Caractère exécutoire des actes administratifs des collectivités territorales (délibération du conseil municipal, permis de construire, etc ..)



Beaucoup d’actes décisionnels des collectivités publiques concernent l’environnement et le cadre de vie qu’ils impactent parfois lourdement et définitivement.

Aussi, beaucoup de citoyens se posent souvent la question caractère exécutoire de certains de certains de ces actes.

Voici la réponse à ce sujet du ministère de l’intérieur, de l’outre-mer et des collectivités territoriales à une question écrite (n° 01315)

L’article L. 2131-1 du code général des collectivités territoriales dispose que les actes pris par les autorités communales énumérés à l’article L. 2131-2 du dit code ( *) sont exécutoires de plein droit dès qu’il a été procédé à leur publication ou affichage ou à leur notification aux intéressés ainsi qu’à leur transmission au représentant de l’État dans le département ou à son délégué dans l’arrondissement.

La transmission de ces actes au représentant de l’État est donc une des conditions substantielles de leur caractère exécutoire.

Dans sa décision du 25 février 1982 relative à la loi de décentralisation du 2 mars 1982, le Conseil constitutionnel a notamment jugé que les actes soumis au contrôle a posteriori du représentant de l’État ne pouvaient être exécutoires avant leur transmission à cette autorité. En effet, faute de « connaître la teneur » de ces actes, « le représentant de l’État n’est donc pas en mesure de saisir la juridiction administrative d’un recours ».

Si l’abstention du maire résultait d’un refus délibéré, ce dernier violerait donc une disposition constitutionnelle en faisant échec à l’application de l’article 72 de la Constitution.
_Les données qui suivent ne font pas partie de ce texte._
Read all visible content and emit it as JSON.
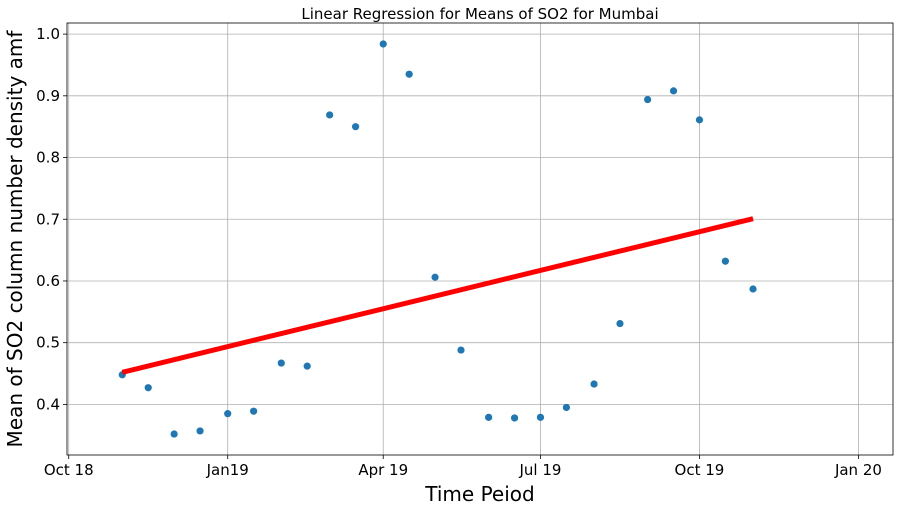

Il n’est pas exclu, dès lors, que les dispositions de l’article L. 2122-16 du CGCT, voire celles de l’article 432-1 du code pénal lui seraient applicables.

Le premier de ces textes dispose notamment que le maire et les adjoints, après avoir été entendus ou invités à fournir des explications écrites sur les faits qui leur sont reprochés, peuvent être suspendus par arrêté ministériel motivé pour une durée qui n’excède pas un mois. Ils peuvent être révoqués par décret motivé pris en conseil des ministres.

En outre, selon les dispositions de l’article 432-1 du code pénal, le refus du maire de transmettre une délibération au représentant de l’État peut être constitutif d’un délit. Ce texte dispose en effet que : « Le fait, par une personne dépositaire de l’autorité publique, agissant dans l’exercice de ses fonctions, de prendre des mesures destinées à faire échec à l’exécution de la loi est puni de cinq ans d’emprisonnement et de 75 000 euros d’amende.

En revanche, les autres actes que ceux mentionnés à l’article L. 2131-2 précité sont exécutoires dès qu’il a été procédé à leur publication ou affichage ou à leur notification. Un acte non soumis à l’obligation de transmission est exécutoire dès que les formalités de publicité ont été accomplies. Ce moment marque le point de départ du délai de saisine du juge.

Les cas particuliers de la Moselle, du Bas-Rhin et du Haut-Rhin

Toutefois, en ce qui concerne les communes des départements de la Moselle, du Bas-Rhin et du Haut-Rhin, demeurent exécutoires de plein droit avant leur transmission au représentant de l’État, les actes qui l’étaient au 3 mars 1982, date de publication de la loi n° 82-213 du 2 mars 1982 relative aux droits et libertés des communes, des départements et des régions, en vertu des dispositions particulières applicables dans ces départements (art. L. 2541-23 du CGCT).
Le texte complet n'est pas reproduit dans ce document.